Así fue como la Scapigliatura hizo surgir por primera vez en Italia el conflicto entre artista y sociedad típico del Romanticismo extranjero y puso su mirada en la bohèmereferida a la vida caótica i anticonformista de los artistas parisinos descrita en la novela de Henri Murger Scènes de la vie de bohème (1847-19849). El movimiento tuvo también una clara evocación a los modelos del Romanticismo alemán de Hoffman, Jean Paul Friedrich Richter y Henrich Heine, aunque su mirada estuvo puesta especialmente en Charles Baudelaire o en Edgar Allan Poe. De todas formas, no sería posible presentar a los scapigliati como sus equivalentes italianos pues, su mundo poético y literario era incoherente y desordenado.

Por esta razón, la Scapigliatura tiene gran parte del interés en su ideales y su estética, más que en el hecho de ser un movimiento literario, ya que su literatura peca de una fisionomia bien definida. Significó sobretodo un revivir de un estancamiento, una insatisfacción en frente de la academia Romántica, una rebelión en contra de todo conformismo, dispuesta a celebrar, también en el arte, una libertad, una vitalidad más intensa, una sensibilidad más ansiosa, ávida de forzar los límites de la sociedad, de las costumbres, de la vida estancada y burguesa, los mismos límites de un sistema que volvía a construirse, con la inercia de una tradición, y que amenazaban con un un clasicismo de retorno.

Scapigliati milaneses

El mismo Cletto Arrighi describe en un pasaje el estado de enorme excitación psíquica que los scapigliati definían como enfermedad y desorden moral y que exaltaban como condición para un arte vivo y auténtico:

“d’aspetto smunto, solcato, cadaverico, su cui si adombra il segreto di un dolore infinito, i sogni, i tentativi di una felicità inarrivabile, le lacrime di sangue, la tremenda sfiducia e la finale disperazione”

La esencia de esta rebelión respondía a una confrontación a las generaciones que les habían precedido, una herencia aceptada pero sufrida con una conciencia de inferioridad que dio un motivo de inquietud interna, parecida al rencor de un hijo a un padre. Por esta razón fue una protesta ambigua que no consiguió definirse, porque miraba al pasado con resentimiento más que al futuro.

Es debido a la importancia de este clima de transición que se le puede dar al movimiento un valor más histórico que artístico ya que, en general, no fue tanto la cualidad de la obra literaria o artística que dejó lo que tiene más trascendencia, sino las motivaciones internas causadas por un entorno en concreto que llevaron a que esta corriente surgiera.

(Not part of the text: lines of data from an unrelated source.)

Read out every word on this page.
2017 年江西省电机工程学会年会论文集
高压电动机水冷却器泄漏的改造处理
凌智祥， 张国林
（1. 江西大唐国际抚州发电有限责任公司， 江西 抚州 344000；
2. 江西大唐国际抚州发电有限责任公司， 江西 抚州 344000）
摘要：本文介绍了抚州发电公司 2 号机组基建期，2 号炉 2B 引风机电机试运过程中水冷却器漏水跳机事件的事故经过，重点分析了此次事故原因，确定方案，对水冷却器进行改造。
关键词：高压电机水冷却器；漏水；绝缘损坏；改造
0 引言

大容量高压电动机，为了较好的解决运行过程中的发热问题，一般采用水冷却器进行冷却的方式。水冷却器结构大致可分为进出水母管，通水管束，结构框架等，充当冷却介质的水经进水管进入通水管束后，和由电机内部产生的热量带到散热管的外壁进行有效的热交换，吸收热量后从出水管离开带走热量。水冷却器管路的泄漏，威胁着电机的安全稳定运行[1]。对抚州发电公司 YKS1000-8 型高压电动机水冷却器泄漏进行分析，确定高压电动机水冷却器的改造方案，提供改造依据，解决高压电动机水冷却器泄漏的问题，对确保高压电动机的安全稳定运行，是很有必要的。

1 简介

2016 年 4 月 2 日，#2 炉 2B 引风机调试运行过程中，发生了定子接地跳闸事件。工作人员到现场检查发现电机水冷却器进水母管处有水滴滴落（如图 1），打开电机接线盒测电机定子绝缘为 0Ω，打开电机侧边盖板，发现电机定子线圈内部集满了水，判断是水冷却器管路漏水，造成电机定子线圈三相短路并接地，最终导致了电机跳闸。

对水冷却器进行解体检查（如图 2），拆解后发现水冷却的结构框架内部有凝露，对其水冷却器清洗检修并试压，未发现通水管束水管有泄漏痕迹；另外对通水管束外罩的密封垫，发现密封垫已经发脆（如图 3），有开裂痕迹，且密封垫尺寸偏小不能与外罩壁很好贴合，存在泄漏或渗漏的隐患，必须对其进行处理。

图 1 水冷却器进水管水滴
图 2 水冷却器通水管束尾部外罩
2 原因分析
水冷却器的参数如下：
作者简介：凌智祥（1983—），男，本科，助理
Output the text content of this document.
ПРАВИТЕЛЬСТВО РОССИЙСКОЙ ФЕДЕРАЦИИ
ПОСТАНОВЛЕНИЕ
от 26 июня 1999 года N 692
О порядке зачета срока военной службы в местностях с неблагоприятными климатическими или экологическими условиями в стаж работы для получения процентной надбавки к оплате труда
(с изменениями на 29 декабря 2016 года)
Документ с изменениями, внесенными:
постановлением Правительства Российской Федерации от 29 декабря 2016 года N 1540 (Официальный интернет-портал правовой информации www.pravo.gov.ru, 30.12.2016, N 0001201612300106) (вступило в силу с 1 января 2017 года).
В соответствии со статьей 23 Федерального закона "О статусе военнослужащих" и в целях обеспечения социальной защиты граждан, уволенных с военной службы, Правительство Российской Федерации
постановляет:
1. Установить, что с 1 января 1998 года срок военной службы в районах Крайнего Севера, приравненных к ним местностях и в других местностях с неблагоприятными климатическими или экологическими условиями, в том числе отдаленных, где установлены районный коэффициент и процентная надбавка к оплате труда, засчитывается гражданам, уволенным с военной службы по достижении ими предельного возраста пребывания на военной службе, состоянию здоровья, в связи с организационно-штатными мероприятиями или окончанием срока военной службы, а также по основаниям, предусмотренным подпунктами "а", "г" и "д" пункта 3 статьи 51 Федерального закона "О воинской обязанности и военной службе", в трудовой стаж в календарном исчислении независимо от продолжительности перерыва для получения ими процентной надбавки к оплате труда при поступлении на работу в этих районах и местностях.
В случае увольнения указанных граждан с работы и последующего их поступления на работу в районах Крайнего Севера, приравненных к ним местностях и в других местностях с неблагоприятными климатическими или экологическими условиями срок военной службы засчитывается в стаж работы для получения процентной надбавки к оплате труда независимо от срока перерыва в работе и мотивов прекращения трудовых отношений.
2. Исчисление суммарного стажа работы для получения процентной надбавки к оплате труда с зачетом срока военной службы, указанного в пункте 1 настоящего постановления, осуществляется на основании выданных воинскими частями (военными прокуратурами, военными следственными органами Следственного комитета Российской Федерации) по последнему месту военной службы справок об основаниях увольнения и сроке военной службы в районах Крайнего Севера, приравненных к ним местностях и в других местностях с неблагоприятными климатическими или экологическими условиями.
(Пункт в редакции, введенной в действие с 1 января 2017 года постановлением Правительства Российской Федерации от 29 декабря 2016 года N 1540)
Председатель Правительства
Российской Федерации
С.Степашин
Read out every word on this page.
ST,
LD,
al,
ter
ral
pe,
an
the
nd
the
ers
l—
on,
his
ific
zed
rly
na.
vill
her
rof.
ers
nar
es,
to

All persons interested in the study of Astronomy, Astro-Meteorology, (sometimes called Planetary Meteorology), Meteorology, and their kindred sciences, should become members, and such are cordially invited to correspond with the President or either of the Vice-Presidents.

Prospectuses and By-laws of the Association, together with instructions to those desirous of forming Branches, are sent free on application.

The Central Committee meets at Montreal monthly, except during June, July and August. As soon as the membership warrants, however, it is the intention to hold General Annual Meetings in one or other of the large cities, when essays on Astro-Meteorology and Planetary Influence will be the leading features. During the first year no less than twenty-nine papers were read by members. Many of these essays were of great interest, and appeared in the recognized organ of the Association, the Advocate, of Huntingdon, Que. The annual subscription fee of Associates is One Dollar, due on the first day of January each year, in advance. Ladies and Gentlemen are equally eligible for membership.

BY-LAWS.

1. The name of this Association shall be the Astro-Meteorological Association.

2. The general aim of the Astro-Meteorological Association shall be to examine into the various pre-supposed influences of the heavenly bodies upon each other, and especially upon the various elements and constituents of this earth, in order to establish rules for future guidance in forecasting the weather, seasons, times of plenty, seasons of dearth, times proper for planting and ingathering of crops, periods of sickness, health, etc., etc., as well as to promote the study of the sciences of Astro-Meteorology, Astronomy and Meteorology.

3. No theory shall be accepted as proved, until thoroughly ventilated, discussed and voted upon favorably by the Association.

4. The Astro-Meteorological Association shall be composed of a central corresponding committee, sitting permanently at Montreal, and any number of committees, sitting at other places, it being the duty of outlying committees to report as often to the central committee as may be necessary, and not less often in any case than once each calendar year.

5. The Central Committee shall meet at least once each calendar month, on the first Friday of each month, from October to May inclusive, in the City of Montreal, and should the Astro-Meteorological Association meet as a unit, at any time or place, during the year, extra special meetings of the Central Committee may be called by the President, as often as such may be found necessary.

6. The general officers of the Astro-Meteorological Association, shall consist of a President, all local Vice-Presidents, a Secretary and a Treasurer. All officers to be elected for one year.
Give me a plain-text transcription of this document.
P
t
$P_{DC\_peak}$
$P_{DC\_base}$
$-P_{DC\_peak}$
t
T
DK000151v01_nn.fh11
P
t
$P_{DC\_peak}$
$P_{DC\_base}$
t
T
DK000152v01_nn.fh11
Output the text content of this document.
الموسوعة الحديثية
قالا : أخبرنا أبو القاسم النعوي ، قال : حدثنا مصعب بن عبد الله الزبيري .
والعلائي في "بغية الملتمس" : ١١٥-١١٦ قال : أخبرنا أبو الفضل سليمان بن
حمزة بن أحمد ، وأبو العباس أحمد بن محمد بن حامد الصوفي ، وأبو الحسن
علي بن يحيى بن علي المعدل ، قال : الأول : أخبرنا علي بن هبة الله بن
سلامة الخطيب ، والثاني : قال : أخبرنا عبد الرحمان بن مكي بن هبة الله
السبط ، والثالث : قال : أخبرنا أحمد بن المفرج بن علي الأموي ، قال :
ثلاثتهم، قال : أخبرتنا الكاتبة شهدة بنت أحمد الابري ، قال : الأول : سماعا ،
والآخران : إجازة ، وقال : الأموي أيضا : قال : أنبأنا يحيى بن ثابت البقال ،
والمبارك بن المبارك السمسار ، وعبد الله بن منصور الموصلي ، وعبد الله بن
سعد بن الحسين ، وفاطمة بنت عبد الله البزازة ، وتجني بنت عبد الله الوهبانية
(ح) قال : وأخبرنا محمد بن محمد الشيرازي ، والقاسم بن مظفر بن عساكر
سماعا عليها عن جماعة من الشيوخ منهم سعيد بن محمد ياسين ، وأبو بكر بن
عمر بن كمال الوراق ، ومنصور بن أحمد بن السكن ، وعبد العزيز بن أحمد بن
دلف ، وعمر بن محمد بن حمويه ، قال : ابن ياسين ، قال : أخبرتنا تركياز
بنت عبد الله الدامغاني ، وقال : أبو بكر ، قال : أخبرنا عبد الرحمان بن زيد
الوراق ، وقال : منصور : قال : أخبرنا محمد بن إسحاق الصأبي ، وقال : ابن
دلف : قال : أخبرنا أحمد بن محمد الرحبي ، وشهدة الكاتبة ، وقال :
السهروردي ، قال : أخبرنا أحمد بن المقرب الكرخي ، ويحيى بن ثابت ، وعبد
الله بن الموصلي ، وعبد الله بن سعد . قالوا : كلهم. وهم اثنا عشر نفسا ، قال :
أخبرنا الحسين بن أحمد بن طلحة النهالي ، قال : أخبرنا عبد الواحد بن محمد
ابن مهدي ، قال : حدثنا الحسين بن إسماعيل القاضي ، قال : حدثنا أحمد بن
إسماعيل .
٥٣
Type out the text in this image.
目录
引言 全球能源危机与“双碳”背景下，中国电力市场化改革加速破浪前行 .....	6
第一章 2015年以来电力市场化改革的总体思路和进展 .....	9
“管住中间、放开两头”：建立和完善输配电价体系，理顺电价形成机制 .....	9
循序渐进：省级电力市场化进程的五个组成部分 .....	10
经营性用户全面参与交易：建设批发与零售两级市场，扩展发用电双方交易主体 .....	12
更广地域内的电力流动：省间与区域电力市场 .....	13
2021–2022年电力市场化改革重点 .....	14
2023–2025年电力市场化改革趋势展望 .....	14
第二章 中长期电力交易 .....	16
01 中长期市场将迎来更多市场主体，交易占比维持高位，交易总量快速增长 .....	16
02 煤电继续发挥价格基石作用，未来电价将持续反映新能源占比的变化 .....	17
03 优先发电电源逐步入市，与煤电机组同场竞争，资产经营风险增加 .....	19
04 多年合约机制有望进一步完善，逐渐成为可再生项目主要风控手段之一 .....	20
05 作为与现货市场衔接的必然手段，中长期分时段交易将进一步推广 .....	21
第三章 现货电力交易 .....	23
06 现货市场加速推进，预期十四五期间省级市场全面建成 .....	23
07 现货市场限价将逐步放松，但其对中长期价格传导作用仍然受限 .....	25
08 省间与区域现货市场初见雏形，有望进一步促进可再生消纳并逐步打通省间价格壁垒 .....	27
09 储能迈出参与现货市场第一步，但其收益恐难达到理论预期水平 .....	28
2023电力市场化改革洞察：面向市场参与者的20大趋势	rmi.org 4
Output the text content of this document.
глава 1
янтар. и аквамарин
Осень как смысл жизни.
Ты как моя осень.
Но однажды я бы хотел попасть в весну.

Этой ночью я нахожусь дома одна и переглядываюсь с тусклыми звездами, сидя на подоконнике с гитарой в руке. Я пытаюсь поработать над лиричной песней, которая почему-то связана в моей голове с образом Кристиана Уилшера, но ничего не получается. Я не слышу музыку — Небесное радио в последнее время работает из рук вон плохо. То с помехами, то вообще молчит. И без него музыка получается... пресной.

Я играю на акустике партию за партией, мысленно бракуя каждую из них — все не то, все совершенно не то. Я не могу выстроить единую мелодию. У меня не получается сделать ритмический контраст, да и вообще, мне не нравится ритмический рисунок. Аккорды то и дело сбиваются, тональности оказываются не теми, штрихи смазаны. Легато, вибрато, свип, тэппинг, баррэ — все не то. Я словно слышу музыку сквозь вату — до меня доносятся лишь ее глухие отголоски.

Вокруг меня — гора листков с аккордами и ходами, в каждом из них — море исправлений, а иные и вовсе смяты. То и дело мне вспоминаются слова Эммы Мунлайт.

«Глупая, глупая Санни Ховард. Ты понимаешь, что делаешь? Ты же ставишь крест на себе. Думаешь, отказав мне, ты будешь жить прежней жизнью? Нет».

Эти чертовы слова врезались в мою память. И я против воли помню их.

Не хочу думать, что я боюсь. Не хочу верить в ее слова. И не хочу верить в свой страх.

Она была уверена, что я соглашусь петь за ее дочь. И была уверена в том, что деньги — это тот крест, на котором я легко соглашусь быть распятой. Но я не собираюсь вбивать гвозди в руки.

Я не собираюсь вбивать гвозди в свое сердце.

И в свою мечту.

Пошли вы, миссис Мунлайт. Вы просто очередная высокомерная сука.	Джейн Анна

Este aborrecimiento a lo precedido y a lo establecido engendró un afán de autodestrucción excepcional. De aquí el gran número de muertes por alcoholismo y suicidios en la escena de la literatura italiana entre los 60 y 80 del siglo XIX, por esta idea del arte amado y sufrido concebido tan trágicamente. Es precisamente este ansia, esta voluntad heroica y satánica de hacer del arte y la vida una sola cosa, de afirmar un individualismo exasperado, de realizar a toda costa la necesidad de ser y sentirse diferente que asocia a los scapigliati al sueño romántico y al decadentismo.

Arrighi, Rovani, Praga, Tarchetti, Boito, Camerana, Dossi, Zendrini, Farina o Ghislazoni son los nombres que nos dejó la Scapigliatura, nombres que más que estar en un plano de la narrativa, se encuentran en el plano de la poesía; una poesía hecha de verdad, de patético dolor humano y de angustia secreta y discreta. Nos dejaron también el testimonio de una inquietud humana, de una persecución de ideales que deviene imposible, una intolerancia a la realidad y la dolorosa sensibilidad de su presencia hostil.